Ils chantent comme font les oiseaux dans les champs ;
Leur langue est inconnue et je comprends leurs chants.
Ils chantent : Hosanna ! Les entendez-vous, père ?
Ils disent que le monde a fini sa misère,
Et que tout va fleurir. Père, ils disent encor
Que les hommes vont voir un nouvel âge d’or !
Un dieu nous le promet, un enfant dont les langes
N’ont ni dessins brodés à Tyr, ni larges franges
Pourpres, et qui vagit dans la paille et le foin…
Quel peut être, pour qu’on l’annonce de si loin,
Cet enfant-dieu, né pauvre, en un pays barbare ?
D’un coup brusque le vieux Thamus tourna la barre :
Les démons ont dit vrai, mon fils. Depuis le temps
Que Jupiter jaloux foudroya les Titans,
Et depuis que l’Etna mugit, crachant du soufre,
L’homme est abandonné sur terre, l’homme souffre,

Peinant toujours, gelé l’hiver, brûlé l’été,
Sans te vaincre jamais, ô maigre pauvreté !
Qu’il vienne donc ! qu’il vienne enfin, l’Enfant débile
Et divin, si longtemps promis par la Sibylle ;
Qu’il vienne, celui qui, détrônant le hasard,
Doit donner à chacun de nous sa juste part
De pain et de bonheur. Plus de maux, plus de jeûnes,
Les dieux sont bons parfois, mon fils, quand ils sont jeunes.

(Poésies, p. 80.)

Voilà le mythe du vieux Thamous interprété par un poète moderne. M. Salomon Reinach en a donné tout récemment dans son Orpheus une explication plus littérale et plus précise, en le rapportant aux fêtes d’Adonis. Adonis, aimé d’Aphrodite, fut tué à la chasse par un sanglier, et pleuré de son amante. Chaque année, à l’anniversaire de sa mort, les femmes de Byblos pleuraient le jeune dieu, et dans leurs lamentations le nommaient de son nom sacré, Thamouz, qu’on ne prononçait qu’en ces mystères douloureux. Ce culte et ces rites s’étendirent sur toute la Grèce. Tandis qu’ils longeaient les côtes d’Épire, les passagers grecs d’un bateau égyptien, dont le pilote se trouvait avoir nom Thamouz, entendirent crier pendant la nuit : Thamouz, Thamouz, Thamouz panmegas tethnèke, c’est-à-dire : Thamouz le très grand est mort. Le pilote crut qu’on l’appelait et qu’on annonçait ainsi la mort du grand Pan, pan megas. C’est la fin de la légende. Du moins, celle-ci finit-elle gracieusement dans un chœur de pleureuses et parmi les gémissements des femmes des mystères.

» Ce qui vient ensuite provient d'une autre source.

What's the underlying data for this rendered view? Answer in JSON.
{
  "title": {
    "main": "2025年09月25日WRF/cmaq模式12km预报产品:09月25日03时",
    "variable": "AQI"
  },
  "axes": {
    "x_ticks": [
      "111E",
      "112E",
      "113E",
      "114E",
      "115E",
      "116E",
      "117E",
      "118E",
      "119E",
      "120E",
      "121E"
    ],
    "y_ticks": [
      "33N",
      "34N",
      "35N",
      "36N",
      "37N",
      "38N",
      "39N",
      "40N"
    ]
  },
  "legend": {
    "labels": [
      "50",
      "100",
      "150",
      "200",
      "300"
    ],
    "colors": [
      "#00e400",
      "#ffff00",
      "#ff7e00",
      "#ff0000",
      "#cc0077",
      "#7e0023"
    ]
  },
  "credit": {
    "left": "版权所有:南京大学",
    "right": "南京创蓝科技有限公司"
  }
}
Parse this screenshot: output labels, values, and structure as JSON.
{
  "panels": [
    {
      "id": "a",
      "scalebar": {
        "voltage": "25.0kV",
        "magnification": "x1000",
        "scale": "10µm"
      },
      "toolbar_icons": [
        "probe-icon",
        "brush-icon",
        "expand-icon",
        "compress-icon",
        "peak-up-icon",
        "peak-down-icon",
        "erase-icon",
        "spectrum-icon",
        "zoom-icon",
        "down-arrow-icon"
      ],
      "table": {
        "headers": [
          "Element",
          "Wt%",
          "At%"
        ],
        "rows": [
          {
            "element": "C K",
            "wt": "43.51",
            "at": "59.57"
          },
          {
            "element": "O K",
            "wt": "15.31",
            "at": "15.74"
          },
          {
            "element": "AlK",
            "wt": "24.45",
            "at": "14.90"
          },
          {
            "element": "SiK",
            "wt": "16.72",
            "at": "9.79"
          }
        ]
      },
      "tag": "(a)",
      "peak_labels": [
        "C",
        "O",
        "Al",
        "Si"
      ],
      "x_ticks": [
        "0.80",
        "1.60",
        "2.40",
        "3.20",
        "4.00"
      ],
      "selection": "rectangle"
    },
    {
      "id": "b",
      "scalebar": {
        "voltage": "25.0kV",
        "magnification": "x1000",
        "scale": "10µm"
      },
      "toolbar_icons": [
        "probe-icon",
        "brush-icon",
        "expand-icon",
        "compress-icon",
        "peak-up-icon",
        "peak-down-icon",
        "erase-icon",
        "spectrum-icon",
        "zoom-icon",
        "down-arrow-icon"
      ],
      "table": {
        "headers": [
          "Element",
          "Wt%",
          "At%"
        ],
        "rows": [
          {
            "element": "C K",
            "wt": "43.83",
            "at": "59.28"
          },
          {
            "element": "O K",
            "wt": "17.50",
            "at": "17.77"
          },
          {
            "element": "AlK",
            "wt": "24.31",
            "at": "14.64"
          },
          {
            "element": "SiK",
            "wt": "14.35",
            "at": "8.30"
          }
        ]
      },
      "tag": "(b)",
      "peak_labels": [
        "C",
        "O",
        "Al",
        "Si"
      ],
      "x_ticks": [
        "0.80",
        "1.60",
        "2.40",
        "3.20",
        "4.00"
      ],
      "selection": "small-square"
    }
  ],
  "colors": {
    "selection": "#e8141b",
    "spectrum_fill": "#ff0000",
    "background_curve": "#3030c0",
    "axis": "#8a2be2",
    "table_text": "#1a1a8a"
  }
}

Nous avons beaucoup tardé chez les Macréons. Mais le paysage, les récits, les idées, les images, tout y est d’un singulier attrait et d’une beauté rare. Dans la description de cette île mélancolique et de son bois sacré, tout est grave, religieux, héroïque. On se la représente comme cette île de pins noirs mouillée dans les eaux de Corfou, et que Boecklin a peinte avec tant de grandeur, tant de tristesse et tant de mystère.

Pantagruel et ses compagnons poursuivent leur navigation à la recherche de la Dive Bouteille. À peine l’île des Macréons hors de vue, l’île de Tapinois est signalée. C’est une île misérable, habitée par Carême prenant, c’est-à-dire par le carême en personne. Rabelais, qui, en religion, n’entreprend jamais sur le dogme, est au contraire très réformateur en matière de discipline ecclésiastique. Il personnifie le carême en un monstre odieux et ridicule, mangeur de poisson, dictateur de moutarde, père nourricier des médecins, bon catholique au reste et de grande dévotion, pleurant les trois quarts du jour et n’assistant jamais aux noces.

Rabelais, par la bouche de Xénomanes, fait l’anatomie de Carême prenant. Le morceau fort long est demeuré longtemps inintelligible ; et l’on avouera qu’il est difficile de comprendre un texte tel que celui-ci :

« Quaresme prenant a les membranes comme la coqueluche d’un moine, l’estomac comme un baudrier, la plèvre comme un bec de corbin, les ongles comme une vrille, etc. »

Tout récemment, un savant physiologiste, compatriote de Rabelais, le docteur Ledouble, a trouvé un sens à ces comparaisons : il paraît que Maître François y montre une grande connaissance de l’anatomie. Je le croirais volontiers. Ce sont jeux de savant. Mais ils sont fastidieux.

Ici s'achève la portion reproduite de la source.